Ziele Kriegswirtschaft
#31
Rüstung: Wie die französische Industrie mobilisiert wird
http://www.air-defense.net/forum/topic/2...nt=1717318
Jean-Michel Bezat, Véronique Malécot

Veröffentlicht heute um 05:42 Uhr

Entschlüsselung|Aufgeweckt durch den Konflikt in der Ukraine, erwacht die Verteidigungsindustrie überall im Land aus ihrem Dornröschenschlaf. Sie wird von 4.000 Unternehmen und einem Dutzend Großkonzernen getragen und wird nun durch die Anordnungen und Aufträge der Exekutive stimuliert. Eine Tour de France der neuen französischen Kriegswirtschaft.

"Kriegswirtschaft"! Der Ausdruck war seit dem Konflikt von 1914-1918 verschwunden, als die Nation mobilisiert wurde - einschließlich der Frauen in den Fabriken -, um die Armeen zu versorgen, die sich in einer totalen Konfrontation mit Deutschland befanden. Emmanuel Macron brachte ihn im Juni 2022 auf der Landrüstungsmesse Eurosatory wieder ins Gespräch, fast vier Monate nach der russischen Invasion in der Ukraine. Der Staatschef sagte: "Eine Wirtschaft, in der man schneller sein muss, in der man anders über Rhythmen, Lastaufstiege und Margen nachdenken muss", um die für Frankreich und seine Verbündeten unerlässlichen Ausrüstungen herzustellen.

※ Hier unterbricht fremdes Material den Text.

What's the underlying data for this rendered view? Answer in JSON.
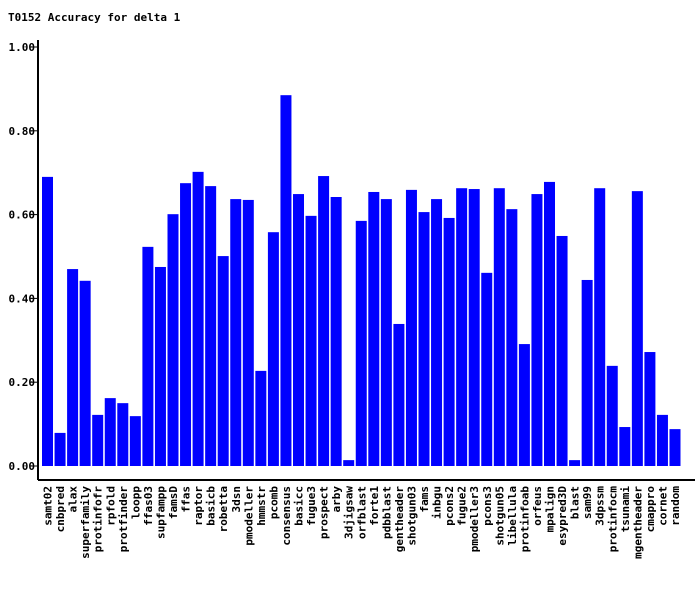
{
  "chart_data": {
    "type": "bar",
    "title": "T0152 Accuracy for delta 1",
    "categories": [
      "samt02",
      "cnbpred",
      "alax",
      "superfamily",
      "protinfofr",
      "rpfold",
      "protfinder",
      "loopp",
      "ffas03",
      "supfampp",
      "famsD",
      "ffas",
      "raptor",
      "basicb",
      "robetta",
      "3dsn",
      "pmodeller",
      "hmmstr",
      "pcomb",
      "consensus",
      "basicc",
      "fugue3",
      "prospect",
      "arby",
      "3djigsaw",
      "orfblast",
      "forte1",
      "pdbblast",
      "gentheader",
      "shotgun03",
      "fams",
      "inbgu",
      "pcons2",
      "fugue2",
      "pmodeller3",
      "pcons3",
      "shotgun05",
      "libellula",
      "protinfoab",
      "orfeus",
      "mpalign",
      "esypred3D",
      "blast",
      "sam99",
      "3dpssm",
      "protinfocm",
      "tsunami",
      "mgentheader",
      "cmappro",
      "cornet",
      "random"
    ],
    "values": [
      0.69,
      0.079,
      0.47,
      0.442,
      0.122,
      0.162,
      0.15,
      0.119,
      0.523,
      0.475,
      0.601,
      0.675,
      0.702,
      0.668,
      0.501,
      0.637,
      0.635,
      0.227,
      0.558,
      0.885,
      0.649,
      0.597,
      0.692,
      0.642,
      0.014,
      0.585,
      0.654,
      0.637,
      0.339,
      0.659,
      0.606,
      0.637,
      0.592,
      0.663,
      0.661,
      0.461,
      0.663,
      0.613,
      0.291,
      0.649,
      0.678,
      0.549,
      0.014,
      0.444,
      0.663,
      0.239,
      0.093,
      0.656,
      0.272,
      0.122,
      0.088
    ],
    "color": "#0000ff",
    "ylim": [
      0,
      1
    ],
    "yticks": [
      {
        "value": 0,
        "label": "0.00"
      },
      {
        "value": 0.2,
        "label": "0.20"
      },
      {
        "value": 0.4,
        "label": "0.40"
      },
      {
        "value": 0.6,
        "label": "0.60"
      },
      {
        "value": 0.8,
        "label": "0.80"
      },
      {
        "value": 1,
        "label": "1.00"
      }
    ]
  }
}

Zwei Jahre nach der Aufforderung des Präsidenten kann man nicht unbedingt von einer "Kriegswirtschaft" sprechen, die sich in einer allgemeinen Mobilisierung des Produktionsapparats, der Requirierung von Arbeitskräften und einer erheblichen Umverteilung des Staatshaushalts zugunsten der Streitkräfte äußert. Gemessen an diesem Maßstab sind nur Russland und die Ukraine seit 2022 und Israel nach dem Terroranschlag vom 7. Oktober 2023 in eine Kriegswirtschaft eingetreten, analysiert Sylvain Bersinger, Chefökonom von Asterès, in einer Ende März veröffentlichten Notiz.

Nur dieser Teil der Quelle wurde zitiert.